O estudo não tem a pretensão de oferecer um retrato irretocável da realidade. O economista José Pastore, especialista no tema, considera a pesquisa bem-feita, mas não vê sinais, no Brasil, de que a criação de empregos públicos chegue a inibir a abertura de postos de trabalho privados. Ele alerta, porém, para outros fenômenos locais. “Nossos jovens valorizam demais o emprego público, que paga mais que o privado e oferece mais segurança. Basta ver a afluência nos concursos públicos e cursinhos preparatórios”, diz. Behar, do FMI, prefere não analisar o Brasil separadamente. “Nosso resultado é sobre efeitos médios e de longo prazo sobre todos os países”, afirma.
Há caminhos diversos para o emprego público afetar o privado. Nas histórias com final feliz, ocorre um fenômeno conhecido como “crowd in”, efeito que em português poderíamos apelidar de “todos a bordo”. Ao criar um emprego público, como o médico numa cidade do interior, o governo dá um sinal de que aquele local tem condições de abrigar mais profissionais e mais negócios. Como consequência, surgem mais empregos privados na área. O efeito oposto, constatado na pesquisa, é conhecido como “crowd out”, que poderíamos apelidar de “só cabe um”. Ao criar um emprego público, o governo aumenta a pressão por aumento de tributos ou manutenção de tributos altos. O maior número e tamanho de empresas estatais desincentiva os negócios privados.

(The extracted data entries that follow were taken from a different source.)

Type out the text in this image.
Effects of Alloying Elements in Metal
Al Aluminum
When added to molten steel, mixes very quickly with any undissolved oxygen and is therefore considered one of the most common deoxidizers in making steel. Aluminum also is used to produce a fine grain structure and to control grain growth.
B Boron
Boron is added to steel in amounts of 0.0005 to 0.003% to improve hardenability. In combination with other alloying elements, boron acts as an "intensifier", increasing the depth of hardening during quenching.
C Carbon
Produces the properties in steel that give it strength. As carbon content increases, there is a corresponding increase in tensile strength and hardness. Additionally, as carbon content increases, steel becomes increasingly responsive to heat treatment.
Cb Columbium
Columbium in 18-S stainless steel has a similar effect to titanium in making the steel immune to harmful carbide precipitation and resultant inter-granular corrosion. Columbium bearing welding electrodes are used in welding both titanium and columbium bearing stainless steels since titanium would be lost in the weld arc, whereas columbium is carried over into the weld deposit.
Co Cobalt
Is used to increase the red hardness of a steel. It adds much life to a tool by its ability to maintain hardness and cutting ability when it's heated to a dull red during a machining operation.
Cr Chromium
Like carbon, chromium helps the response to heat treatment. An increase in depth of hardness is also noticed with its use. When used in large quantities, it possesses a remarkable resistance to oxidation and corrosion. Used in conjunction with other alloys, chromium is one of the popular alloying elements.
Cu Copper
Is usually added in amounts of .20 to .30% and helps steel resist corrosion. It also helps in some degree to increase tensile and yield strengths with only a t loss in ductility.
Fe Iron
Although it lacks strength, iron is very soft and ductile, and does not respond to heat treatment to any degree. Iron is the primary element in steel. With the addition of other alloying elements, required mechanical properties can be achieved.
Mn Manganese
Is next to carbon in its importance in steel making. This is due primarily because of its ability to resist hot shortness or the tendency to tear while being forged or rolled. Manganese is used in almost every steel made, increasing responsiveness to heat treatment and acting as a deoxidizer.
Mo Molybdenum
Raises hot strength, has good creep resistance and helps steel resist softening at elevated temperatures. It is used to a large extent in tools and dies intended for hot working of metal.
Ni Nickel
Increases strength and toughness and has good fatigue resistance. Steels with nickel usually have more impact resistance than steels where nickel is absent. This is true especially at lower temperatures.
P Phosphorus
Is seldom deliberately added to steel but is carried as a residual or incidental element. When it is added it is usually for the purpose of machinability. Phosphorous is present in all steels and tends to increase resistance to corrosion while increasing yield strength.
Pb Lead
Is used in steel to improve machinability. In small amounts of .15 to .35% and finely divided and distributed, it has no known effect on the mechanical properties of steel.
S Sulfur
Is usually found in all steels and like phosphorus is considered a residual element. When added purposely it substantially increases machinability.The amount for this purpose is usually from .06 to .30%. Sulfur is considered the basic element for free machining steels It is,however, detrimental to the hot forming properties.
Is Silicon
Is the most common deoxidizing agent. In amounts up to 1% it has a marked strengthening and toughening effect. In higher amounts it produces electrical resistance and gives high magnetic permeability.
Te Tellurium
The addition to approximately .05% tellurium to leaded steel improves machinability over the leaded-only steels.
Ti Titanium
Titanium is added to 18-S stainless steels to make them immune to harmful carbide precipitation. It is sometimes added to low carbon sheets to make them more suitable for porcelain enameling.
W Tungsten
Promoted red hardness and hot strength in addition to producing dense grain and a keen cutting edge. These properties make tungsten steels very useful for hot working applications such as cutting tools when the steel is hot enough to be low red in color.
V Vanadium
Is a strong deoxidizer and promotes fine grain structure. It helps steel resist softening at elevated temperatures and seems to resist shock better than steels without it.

Maiores salários e maior estabilidade levam os profissionais a se bandear para o lado do governo. Por fim, os jovens passam a estudar mais para concurso público e menos para atender às demandas da sociedade e do setor privado. As distorções resultam em sociedades menos produtivas e mais pobres. O Brasil cria muitos postos de trabalho, mas eles são pouco produtivos, e o país cresce pouco. Ganharíamos, nessas duas frentes, se criássemos empregos dinâmicos, e não mais camadas de burocracia.